The second photobook is ‘Interno’ by Valerio Polici: a project he has realized passing through numerous European cities during recent years. This wandering allowed Polici to find a measure, a distance from things, slowly building a personal interior geography: the title of the work reflects this double dimension of interior spaces as a metaphor for interior places.

The last will be a volume dedicated to the entire work of Roberto Kusterle from the seventies to today, which we will publish on the occasion of the anthological exhibition, promoted by ERPAC- Regional Body for Cultural Heritage of Friuli Venezia Giulia, that will take place in the spring of 2022.

What specific support do you give artists? Do you have distribution and do you attend book fairs?

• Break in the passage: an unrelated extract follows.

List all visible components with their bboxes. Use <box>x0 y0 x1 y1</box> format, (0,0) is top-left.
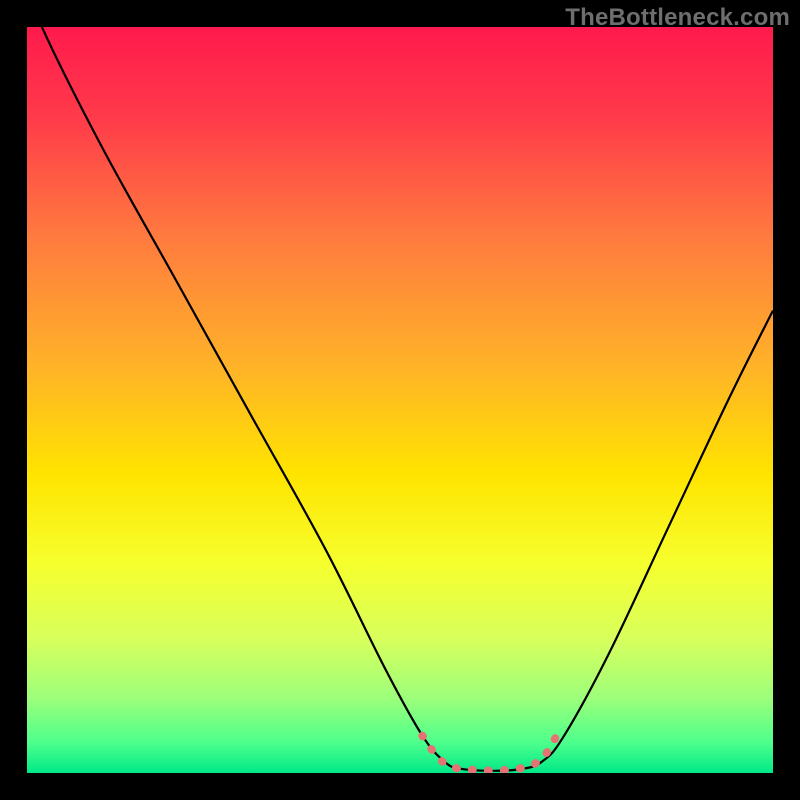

As publishers we are available and present during all the bookmaking. Sometimes we suggest a concept or edits, and often we check the texts and the translations. We also deal with the book specs, and we follow the whole printing process. We connect the artist with professionals he/she needs or wants to collaborate with in the project.   We look for bookshops to distribute the books (we have also some international distributors) and we promote them sending copies to contests, awards, festivals, and to reviewers and curators. We have not yet participated at fairs in person, but on line, and this is our next goal for 2022.  As an art gallery, we always organize a solo exhibition in our space and, after producing the exhibition (framing, video promo, music, etc.), we are available to offer and lend it to other exhibition spaces, private or public, that are happy to collaborate with us.